The Republican-led Congress has changed the current system to help America’s veterans.

This Congress is the first to take a serious look at military retiree benefits; Democratic Congresses under Presidents Bill Clinton, Jimmy Carter, Lyndon Johnson, John F. Kennedy, Harry S. Truman, Franklin D. Roosevelt and Woodrow Wilson failed to act on this important issue.

First, to help military retirees in desperate need, last year Congress established the Combat Related Special Compensation (CRSC) program.

Under the CRSC program, tax-free benefits are available to military retirees who have at least 20 years of service and who have received the Purple Heart. The other way to become eligible for CRSC is to be at least 60 percent disabled as a result of armed conflict. This program became effective this May.

CRSC marked the first significant change to compensation for military retirees since 1892.

Now, there is a second phase in helping disabled military retirees as well as our reservists and guardsmen. Republicans have proposed common-sense solutions that send more disability money to our veterans.

First, under the new plan, military retirees who are at least 50 percent disabled will receive both their disability and retirement pay starting in 2004 — phased in more than 10 years.

Second, the plan opens up eligibility for CRSC to all retirees with combat-related disabilities — regardless of the level of disability.
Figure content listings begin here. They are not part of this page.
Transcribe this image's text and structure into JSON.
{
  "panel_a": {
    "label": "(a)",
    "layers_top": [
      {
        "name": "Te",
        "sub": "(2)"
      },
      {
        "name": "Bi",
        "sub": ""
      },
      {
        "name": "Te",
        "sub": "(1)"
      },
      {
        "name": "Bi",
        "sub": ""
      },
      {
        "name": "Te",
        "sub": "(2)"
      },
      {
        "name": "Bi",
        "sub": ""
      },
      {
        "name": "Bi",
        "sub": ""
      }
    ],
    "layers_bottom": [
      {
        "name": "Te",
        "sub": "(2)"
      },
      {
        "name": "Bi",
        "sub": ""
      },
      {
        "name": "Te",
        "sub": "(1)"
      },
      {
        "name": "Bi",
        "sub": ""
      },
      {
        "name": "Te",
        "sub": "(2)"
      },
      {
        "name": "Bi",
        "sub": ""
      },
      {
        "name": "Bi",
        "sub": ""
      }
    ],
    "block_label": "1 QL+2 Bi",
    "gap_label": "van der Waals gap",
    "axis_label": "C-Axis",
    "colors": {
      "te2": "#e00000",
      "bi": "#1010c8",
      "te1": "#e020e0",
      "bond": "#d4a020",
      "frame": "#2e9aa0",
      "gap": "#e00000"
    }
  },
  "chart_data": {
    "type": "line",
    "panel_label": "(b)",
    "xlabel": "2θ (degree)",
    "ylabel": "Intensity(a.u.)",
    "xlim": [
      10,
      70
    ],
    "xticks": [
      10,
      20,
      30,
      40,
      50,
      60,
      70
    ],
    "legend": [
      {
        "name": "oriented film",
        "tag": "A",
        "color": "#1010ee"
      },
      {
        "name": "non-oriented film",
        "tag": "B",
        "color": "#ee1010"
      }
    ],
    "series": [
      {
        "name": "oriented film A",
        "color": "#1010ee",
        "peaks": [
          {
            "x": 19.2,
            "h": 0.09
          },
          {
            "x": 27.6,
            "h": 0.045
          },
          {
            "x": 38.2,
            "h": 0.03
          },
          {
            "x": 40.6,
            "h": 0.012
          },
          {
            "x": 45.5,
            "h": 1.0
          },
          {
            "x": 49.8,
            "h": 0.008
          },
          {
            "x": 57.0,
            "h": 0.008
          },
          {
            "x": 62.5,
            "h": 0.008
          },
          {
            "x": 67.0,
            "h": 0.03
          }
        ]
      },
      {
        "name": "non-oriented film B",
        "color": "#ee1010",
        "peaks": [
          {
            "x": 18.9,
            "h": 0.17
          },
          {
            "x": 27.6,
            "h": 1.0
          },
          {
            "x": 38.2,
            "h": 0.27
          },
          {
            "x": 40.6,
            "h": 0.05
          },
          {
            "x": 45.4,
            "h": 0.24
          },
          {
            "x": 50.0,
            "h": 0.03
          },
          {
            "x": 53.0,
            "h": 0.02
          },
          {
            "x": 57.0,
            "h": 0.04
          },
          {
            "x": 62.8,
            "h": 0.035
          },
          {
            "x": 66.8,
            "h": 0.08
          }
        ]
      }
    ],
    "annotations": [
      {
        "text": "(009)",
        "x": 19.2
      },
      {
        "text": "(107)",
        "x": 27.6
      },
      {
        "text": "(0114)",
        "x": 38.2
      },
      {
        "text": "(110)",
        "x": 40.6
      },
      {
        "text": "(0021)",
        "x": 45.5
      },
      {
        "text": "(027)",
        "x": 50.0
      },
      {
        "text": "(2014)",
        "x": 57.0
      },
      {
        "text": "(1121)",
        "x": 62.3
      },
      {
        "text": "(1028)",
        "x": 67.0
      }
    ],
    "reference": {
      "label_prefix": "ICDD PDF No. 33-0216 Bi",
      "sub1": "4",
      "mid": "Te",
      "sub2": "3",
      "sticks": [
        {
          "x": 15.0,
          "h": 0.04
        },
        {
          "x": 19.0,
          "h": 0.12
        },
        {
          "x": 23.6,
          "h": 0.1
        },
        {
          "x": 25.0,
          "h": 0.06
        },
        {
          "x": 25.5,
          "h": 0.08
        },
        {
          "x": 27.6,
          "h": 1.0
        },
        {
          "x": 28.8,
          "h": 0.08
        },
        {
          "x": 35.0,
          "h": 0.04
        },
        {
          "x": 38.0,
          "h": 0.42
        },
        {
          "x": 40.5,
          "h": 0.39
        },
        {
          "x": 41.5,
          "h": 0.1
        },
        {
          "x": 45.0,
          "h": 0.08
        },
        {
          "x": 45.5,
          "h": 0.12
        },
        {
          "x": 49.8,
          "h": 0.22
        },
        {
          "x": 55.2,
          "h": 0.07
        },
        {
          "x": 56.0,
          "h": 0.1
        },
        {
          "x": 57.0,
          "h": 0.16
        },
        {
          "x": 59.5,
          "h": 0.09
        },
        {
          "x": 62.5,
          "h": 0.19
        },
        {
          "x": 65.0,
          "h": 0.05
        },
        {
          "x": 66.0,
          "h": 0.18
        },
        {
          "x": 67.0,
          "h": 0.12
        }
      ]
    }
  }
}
Next, CRSC eligibility would extend to all reserve and guard retirees with a combat-related injury. This provision is essential at a time when our Reservists and Guardsmen are playing such an integral role in our current war on terror.

Finally, the proposal would also authorize a study of disability guidelines, focusing on modernization and reform.

This historic plan establishes concurrent receipt for far more disabled veterans than have ever been covered by law. It’s a solution that’s fair, responsible and that properly honors our nation’s disabled veterans.

Yet, lobbyists who claim to be for veterans’ causes have cried foul, playing politics with veterans. Covered in the American flag, and sometimes in military medals, critics argue they won’t be happy until veterans receive 100 percent of disability and 100 percent retirement.

Now don’t get me wrong. I believe veterans should receive both. In fact, I joined more than 370 other members of Congress in co-sponsoring a bill that would do just that. However, those rallying for full concurrent receipt must not allow their well-intentioned zeal to blind them of real, substantial progress. To them I say, until Republicans took control of Congress, no Congress gave a darn about concurrent receipt. Until now, there was only rhetoric.

As a 29-year Air Force fighter pilot and a former prisoner of war in Vietnam, believe me, I know what military life is like. And I know how the military retirement and disabilities system work. I know things can be complicated, cumbersome and at times overwhelming.

It’s time veterans started contacting their local lawmakers and senators to back this new agreement. Contact Capitol Hill now.

Veterans, light up the switchboards and tell your U.S. representative and senators to support this common-sense compromise. Tell them veterans want this proposal passed by the end of the year.

We cannot let the perfect be the enemy of the good.

And we cannot let our veterans down. They’ve given our great country so much. It’s time they see something in return.

Sam Johnson, Texas Republican, is a member of the U.S. House of Representatives. Mr. Johnson served in the Air Force for 29 years. He was held captive in Vietnam for nearly seven years, spending 42 months in solitary confinement.